Ca2+ accumulation in mitochondria is responsible for the cell abnormality associated with ischemia and reperfusion injury. The present study was aimed to evaluate the efficacy of Ca2+ channel blocker- amlodipine on the mitochondrial Ca2+ accumulation in ischemic and reperfusion (I/R) induced liver injury. Eighteen wistar rats were divided in sham-operated control group-I (n = 6), ischemia and reperfusion group-II (n = 6) and amlodipine treated group-III (1 mg/kg body weight /daily by oral route for 7 days before induced ischemia reperfusion manouver) (n = 6). Rats were subjected to 1h of hepatic ischemia followed by 3 h reperfusion. Mitochondrial Ca2+ content was measured and damage of mitochondria was confirmed by transmission electron microscopic examination. Bcl-2 gene expression was measured by reverse transcriptase polymerase chain reaction method. Pretreatment with Amlodipine effectively counteracted the alternation in mitochondrial Ca2+ content. TEM and expression of Bcl-2 protein confirms the restoration of cellular normalcy and accredits the cytoprotective role of Amlodipine against I/R induced hepatic injury. These findings showed that the mechanism of regulation of Bcl-2 gene expression by amlodipine may be the inhibitory action of Ca2+ entry into mitochondria and prevent apoptosis and necrosis.
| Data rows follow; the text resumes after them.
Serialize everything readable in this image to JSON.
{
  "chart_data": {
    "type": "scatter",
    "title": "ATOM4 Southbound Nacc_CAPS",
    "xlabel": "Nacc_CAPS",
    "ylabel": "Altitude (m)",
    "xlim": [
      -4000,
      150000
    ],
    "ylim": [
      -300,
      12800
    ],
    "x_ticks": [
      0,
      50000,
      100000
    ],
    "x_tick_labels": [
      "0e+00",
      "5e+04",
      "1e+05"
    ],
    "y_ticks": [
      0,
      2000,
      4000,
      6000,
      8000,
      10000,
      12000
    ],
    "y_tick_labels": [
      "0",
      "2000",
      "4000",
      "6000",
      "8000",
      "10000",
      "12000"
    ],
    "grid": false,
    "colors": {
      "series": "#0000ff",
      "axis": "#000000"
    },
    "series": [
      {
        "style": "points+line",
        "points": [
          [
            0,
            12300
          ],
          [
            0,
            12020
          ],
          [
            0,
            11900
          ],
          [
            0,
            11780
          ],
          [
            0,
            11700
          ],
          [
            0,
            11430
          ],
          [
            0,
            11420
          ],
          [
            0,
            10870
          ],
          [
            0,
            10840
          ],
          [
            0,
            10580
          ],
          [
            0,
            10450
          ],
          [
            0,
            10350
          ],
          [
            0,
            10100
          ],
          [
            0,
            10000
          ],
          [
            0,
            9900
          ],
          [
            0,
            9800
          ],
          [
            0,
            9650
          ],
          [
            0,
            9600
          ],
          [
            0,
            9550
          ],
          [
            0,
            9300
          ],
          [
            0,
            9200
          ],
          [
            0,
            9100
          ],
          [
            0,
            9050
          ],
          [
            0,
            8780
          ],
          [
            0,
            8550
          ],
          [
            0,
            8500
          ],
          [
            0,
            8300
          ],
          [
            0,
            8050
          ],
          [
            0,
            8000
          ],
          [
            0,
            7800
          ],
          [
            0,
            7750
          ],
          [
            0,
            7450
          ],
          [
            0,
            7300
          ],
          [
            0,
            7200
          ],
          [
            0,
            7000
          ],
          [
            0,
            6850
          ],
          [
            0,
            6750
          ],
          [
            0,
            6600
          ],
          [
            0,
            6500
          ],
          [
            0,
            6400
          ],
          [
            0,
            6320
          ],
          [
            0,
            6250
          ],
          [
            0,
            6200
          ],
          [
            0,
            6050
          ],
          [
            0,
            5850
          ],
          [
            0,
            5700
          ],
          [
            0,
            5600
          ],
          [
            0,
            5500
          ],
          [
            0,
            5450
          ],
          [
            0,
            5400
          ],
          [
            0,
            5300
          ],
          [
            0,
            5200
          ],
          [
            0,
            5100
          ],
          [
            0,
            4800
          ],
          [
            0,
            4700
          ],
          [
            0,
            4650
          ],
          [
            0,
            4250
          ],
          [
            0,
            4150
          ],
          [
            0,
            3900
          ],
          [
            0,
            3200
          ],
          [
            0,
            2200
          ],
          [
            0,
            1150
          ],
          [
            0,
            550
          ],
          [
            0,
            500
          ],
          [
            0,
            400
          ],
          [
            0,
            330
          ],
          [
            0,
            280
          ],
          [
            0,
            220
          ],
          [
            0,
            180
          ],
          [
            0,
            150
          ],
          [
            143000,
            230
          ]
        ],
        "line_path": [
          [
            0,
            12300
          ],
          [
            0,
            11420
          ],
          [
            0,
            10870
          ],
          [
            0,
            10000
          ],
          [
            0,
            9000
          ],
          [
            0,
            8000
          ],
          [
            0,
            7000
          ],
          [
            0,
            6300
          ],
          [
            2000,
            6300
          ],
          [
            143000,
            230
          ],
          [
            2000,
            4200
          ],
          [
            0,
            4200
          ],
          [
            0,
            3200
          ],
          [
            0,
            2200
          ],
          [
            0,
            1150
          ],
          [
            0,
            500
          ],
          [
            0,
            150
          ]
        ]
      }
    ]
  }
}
Folic acid inhibits necrosis and apoptosis in ischemic and reperfusion induced injury in rat liver

Temporary clamping of the portal triad is a common strategy to minimize bleeding during liver transplantation. Increasing evidences suggests that oxygen derived free radicals and reintroduction of oxygen in ischemic tissue lead to ischemic and reperfusion injury (I/R) and lead to apoptosis and necrosis. Adult Wistar rat subjected to 60 min of partial liver ischemia followed by three hour reperfusion. Eighteen Wister rats were divided into sham-operated control group (I) (n = 6), ischemia and reperfusion group (II) (n = 6), folic acid treated group (1 mg/kg body weight/daily by oral route for 7 days before induced ischemia reperfusion maneuver) (III) (n = 6). Apoptotic and necrotic hepatocytes, mitochondrial antioxidant enzymes were measured. Liver injury was assessed by alanine transaminases (ALT), aspartate transaminases (AST), liver histopathology and electron microscopy. An ischemic and reperfusion hepatocellular injury was indicated by increased serum-ALT, AST, histopathology and electron microscopy studies. Apoptotic and necrotic cells were increased which was revealed by flow cytometry in I/R group. Pre- treatment with folic acid significantly decreased serum -ALT, AST levels, apoptotic and necrotic cells after 1 h ischemia followed by 3 h of reperfusion. Histopathology and TEM studies showed markedly diminished hepatocellular injury in folic acid pretreated rats during the hepatic I/R, which reached a level comparable to saline-treated rat of sham operated group. On the basis of our findings it may be concluded that folic acid afforded significant protection from necrosis and apoptosis in I/R injury.